# On finite endomorphisms of $\mathbf{P}^r$

This question is basically on applying the Grothendieck-Riemann-Roch theorem to finding a formula for the push-forward of a line bundle on $\mathbf{P}^r$ under a certain morphism. Since I have a lot of questions, let me begin with an example.

Let $\pi:\mathbf{P}^1 \longrightarrow \mathbf{P}^1$ be the morphism defined as $[x_0:x_1] \mapsto [x_0^n:x_1^n]$. Here $\mathbf{P}^1$ denotes the projective line over $\mathbf{C}$ and $n\geq 1$ is an integer. Note that $\pi$ is finite.
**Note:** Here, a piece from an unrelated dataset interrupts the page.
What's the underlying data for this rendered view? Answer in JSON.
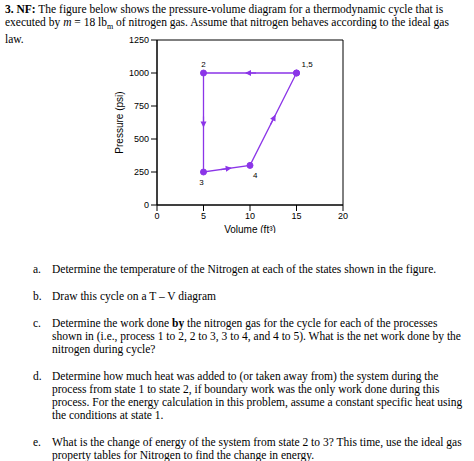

For, it is locally given by the map $x\mapsto x^n$.

Let $X=\mathbf{P}^1$.

One can show that $\pi_\ast (\mathcal{O}(m))$ is given (up to isomorphism) by $$\mathcal{O}(n(m+1)-1)\oplus \ldots \oplus \mathcal{O}(n(m+1)-1).$$ Here the sum is taken $n$ times. For example, $\pi_\ast \mathcal{O}_X \cong \mathcal{O}(n-1)^{\oplus n}$.

This is wrong. See David Speyer's response for the correct expression.

Now for the questions.

Q1. I would like to look at the morphism $\mathbf{P}^r\longrightarrow \mathbf{P}^r$ given by $[x_0:\ldots:x_r]\mapsto [x_0^n:\ldots:x_0^r]$. This is a finite morphism and therefore it should be possible to apply GRR in finding an expression for $\pi_\ast \mathcal{O}(m)$, right? Now, this is probably still very easy so I was wondering if there were any other results in this direction.

Q2. How would one do this without the Grothendieck-Riemann-Roch theorem? By "this", I also mean the above example for $\mathbf{P}^1$.

Q3. What is the geometric interpretation of this?

Final note. Since every vector bundle on $\mathbf{P}^1$ has a unique decomposition into twisted sheaves, we get a nice expression for $\pi_\ast \mathcal{E}$ where $\mathcal{E}$ is a vector bundle on $\mathbf{P}^1$.